Le PDG de General Electric (GE), Jeffrey Immelt, va rencontrer Manuel Valls (s’il revient à temps des cérémonies de canonisation de deux papes à Rome) et Arnaud Montebourg dimanche à Paris.
Les trois hommes vont entamer des discussions au sujet du rachat partiel d’Alstom (un chiffre d’affaires de 20,3 milliards d’euros pour l’exercice 2012-2013 et 93 000 employés dont 18 000 en France) par le géant états-unien (un chiffre d’affaires de 146 milliards de dollars pour 2013 et 305 000 salariés).

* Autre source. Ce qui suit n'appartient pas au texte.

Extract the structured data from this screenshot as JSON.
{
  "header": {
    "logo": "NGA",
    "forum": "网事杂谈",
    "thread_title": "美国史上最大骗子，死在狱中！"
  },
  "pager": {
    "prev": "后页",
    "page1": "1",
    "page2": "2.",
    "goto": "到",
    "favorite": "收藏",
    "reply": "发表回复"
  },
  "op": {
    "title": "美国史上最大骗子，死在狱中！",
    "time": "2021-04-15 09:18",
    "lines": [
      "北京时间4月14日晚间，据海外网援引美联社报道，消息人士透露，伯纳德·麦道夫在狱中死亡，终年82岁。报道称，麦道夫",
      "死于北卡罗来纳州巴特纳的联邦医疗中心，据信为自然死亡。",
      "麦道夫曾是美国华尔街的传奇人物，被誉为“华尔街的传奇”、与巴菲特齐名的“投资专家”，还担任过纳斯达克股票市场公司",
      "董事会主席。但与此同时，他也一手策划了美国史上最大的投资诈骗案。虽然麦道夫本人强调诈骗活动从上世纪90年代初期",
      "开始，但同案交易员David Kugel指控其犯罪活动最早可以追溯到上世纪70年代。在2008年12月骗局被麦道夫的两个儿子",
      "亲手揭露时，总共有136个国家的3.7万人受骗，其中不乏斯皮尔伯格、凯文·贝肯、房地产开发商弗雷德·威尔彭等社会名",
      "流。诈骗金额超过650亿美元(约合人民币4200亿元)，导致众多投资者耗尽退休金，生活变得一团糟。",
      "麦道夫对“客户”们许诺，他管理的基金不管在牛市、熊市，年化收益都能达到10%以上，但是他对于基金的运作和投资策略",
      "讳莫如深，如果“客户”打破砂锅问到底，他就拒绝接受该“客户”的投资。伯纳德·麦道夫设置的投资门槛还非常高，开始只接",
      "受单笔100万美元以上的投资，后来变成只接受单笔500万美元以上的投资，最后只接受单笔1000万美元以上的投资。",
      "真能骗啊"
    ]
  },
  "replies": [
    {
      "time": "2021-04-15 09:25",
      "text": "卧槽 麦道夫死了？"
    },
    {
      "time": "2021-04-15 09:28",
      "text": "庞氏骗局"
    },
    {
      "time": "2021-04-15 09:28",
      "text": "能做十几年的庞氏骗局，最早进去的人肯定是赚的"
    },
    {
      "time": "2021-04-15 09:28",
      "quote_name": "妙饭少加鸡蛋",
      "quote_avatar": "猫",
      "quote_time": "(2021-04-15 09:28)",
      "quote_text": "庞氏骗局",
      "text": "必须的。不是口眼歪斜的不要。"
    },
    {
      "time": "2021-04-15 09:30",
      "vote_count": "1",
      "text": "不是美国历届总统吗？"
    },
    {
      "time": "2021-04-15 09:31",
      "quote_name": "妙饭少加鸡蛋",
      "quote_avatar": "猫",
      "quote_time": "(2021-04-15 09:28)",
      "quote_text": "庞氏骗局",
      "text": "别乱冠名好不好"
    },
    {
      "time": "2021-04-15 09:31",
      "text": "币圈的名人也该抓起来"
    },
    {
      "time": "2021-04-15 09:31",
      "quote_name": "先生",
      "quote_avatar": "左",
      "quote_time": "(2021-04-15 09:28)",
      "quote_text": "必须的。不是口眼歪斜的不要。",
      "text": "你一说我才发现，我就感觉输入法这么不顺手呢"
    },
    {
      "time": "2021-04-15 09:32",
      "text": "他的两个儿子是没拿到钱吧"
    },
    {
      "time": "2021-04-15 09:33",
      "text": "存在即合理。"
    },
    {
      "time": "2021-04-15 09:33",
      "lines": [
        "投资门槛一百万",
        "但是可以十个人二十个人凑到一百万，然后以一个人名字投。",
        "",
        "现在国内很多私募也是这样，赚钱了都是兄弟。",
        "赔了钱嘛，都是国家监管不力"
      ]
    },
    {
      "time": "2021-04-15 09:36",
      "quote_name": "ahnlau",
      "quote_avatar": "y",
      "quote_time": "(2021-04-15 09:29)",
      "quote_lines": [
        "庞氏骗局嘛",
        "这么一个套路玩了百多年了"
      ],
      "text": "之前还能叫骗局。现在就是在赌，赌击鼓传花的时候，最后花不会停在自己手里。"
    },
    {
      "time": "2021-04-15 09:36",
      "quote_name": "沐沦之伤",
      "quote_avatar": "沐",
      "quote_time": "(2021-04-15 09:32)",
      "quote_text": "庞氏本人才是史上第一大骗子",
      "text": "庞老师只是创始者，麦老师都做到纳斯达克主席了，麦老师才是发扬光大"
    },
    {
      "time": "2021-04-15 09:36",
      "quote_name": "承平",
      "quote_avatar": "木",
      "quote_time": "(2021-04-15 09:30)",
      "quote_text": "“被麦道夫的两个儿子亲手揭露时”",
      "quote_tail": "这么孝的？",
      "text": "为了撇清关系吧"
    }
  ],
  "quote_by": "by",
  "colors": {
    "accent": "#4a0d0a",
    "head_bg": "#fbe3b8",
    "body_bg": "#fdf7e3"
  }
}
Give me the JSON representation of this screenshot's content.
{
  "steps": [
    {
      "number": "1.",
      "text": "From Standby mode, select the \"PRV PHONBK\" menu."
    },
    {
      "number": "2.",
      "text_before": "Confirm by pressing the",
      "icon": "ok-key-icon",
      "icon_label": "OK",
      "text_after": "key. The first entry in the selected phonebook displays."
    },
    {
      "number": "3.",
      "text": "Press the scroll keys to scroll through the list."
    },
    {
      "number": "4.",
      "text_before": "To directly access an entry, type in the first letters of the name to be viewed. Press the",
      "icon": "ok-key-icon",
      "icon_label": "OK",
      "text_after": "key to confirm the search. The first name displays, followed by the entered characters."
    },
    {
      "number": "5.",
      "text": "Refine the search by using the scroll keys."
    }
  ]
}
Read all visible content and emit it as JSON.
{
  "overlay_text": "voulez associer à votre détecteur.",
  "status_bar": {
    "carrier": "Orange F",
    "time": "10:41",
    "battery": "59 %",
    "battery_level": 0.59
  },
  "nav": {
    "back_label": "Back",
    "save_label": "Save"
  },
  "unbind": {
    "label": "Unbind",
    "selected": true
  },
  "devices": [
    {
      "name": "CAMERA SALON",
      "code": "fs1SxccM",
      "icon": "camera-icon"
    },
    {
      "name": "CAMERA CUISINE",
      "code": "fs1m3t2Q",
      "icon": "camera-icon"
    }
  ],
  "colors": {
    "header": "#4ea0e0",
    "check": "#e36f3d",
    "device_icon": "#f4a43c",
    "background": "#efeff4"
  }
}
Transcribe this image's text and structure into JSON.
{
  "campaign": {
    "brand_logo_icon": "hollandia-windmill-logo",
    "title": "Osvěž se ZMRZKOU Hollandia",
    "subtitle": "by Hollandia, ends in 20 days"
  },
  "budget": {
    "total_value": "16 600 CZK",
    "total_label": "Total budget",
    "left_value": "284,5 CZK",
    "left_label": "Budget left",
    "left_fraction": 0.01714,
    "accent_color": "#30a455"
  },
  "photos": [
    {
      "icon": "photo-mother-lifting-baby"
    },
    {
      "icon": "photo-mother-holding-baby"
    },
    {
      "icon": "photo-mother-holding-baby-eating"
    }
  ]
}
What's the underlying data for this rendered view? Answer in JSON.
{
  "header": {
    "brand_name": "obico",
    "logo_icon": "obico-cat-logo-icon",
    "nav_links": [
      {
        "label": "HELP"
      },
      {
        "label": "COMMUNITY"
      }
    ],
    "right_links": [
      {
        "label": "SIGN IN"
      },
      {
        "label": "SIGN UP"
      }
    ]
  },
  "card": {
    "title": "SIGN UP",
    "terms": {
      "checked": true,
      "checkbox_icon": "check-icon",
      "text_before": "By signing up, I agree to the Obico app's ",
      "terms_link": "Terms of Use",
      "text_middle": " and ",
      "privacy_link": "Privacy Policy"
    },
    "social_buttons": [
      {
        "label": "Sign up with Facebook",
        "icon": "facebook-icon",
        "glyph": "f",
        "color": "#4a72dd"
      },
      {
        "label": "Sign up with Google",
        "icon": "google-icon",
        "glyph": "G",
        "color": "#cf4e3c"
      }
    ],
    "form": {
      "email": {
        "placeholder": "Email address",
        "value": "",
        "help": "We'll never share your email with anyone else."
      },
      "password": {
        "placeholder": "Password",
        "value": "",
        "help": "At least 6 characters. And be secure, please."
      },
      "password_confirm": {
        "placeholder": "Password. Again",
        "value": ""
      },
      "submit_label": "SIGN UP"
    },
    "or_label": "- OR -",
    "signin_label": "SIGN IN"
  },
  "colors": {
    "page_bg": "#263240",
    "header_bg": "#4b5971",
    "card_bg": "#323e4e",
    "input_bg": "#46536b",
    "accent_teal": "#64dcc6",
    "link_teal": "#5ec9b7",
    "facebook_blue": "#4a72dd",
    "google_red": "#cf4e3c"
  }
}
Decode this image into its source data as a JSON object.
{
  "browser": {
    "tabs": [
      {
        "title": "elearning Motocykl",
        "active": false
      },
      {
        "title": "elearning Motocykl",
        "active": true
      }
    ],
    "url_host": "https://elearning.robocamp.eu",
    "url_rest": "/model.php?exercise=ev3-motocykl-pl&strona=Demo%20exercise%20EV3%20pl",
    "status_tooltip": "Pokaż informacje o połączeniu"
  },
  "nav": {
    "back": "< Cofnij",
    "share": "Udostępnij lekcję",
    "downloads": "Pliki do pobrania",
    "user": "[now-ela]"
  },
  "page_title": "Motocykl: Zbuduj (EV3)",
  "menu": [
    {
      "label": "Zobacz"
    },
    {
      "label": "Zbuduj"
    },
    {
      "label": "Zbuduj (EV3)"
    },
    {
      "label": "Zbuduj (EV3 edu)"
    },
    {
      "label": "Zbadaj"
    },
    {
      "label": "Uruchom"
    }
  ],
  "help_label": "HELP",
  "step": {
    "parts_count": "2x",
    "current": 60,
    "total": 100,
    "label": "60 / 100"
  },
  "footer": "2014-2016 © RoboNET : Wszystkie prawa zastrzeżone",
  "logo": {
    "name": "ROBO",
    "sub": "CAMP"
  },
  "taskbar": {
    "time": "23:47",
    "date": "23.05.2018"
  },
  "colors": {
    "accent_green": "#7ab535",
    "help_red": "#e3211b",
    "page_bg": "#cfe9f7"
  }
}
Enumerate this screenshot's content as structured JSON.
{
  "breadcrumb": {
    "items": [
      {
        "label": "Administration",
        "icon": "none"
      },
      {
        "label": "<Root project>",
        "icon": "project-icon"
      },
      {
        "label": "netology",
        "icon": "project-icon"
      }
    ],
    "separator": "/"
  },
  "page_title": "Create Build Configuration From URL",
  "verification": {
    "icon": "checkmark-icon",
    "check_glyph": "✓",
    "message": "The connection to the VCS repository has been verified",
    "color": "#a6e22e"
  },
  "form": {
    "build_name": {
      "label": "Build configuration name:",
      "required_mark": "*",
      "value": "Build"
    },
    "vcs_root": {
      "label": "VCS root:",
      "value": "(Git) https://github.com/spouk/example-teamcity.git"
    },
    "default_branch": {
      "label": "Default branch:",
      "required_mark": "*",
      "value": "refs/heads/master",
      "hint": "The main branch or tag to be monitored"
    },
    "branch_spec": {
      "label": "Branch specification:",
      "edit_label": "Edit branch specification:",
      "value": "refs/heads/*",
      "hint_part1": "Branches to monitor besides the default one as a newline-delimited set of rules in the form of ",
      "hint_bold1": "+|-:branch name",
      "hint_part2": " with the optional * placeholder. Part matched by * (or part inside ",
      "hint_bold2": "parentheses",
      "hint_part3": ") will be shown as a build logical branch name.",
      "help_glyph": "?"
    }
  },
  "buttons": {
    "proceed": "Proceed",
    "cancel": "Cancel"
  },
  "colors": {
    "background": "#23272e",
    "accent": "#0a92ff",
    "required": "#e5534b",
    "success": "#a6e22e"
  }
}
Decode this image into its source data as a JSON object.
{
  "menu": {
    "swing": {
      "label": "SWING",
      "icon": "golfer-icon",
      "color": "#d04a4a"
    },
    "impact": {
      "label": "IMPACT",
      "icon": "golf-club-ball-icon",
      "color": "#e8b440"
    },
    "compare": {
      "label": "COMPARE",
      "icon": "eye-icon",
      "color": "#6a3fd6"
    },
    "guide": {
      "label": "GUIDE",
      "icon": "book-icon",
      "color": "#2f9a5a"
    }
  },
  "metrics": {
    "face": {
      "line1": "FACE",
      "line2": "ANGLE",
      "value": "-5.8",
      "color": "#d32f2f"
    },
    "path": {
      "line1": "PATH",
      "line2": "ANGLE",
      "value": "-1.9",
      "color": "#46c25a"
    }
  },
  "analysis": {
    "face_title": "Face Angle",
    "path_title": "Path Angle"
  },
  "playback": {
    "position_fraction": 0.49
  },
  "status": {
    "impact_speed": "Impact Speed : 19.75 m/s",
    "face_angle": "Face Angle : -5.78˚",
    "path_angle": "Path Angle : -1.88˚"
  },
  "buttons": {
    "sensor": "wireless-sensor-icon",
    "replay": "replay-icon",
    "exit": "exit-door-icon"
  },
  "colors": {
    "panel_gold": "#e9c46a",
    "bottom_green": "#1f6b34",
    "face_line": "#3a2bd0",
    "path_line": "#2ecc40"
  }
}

C’est la division Énergie d’Alstom qui est convoitée par GE (équipements pour centrales thermiques, lignes à haute tension, énergies renouvelables). Celle-ci représente plus de 70 % de l’activité d’Alstom pour un chiffre d’affaires de 14 milliards d’euros.
Les experts estiment qu’il s’agit d’une transaction qui atteindrait les 9 à 13 milliards d’euros. La branche transport (TGV) ne serait pas visée par l’entreprise états-unienne.
L’affaire devrait être conclue avant dimanche soir et la décision devrait être annoncée lundi matin avant l’ouverture de la Bourse de Paris et la reprise de la cotation du titre Alstom, suspendue vendredi à la demande de l’Autorité des marchés financiers.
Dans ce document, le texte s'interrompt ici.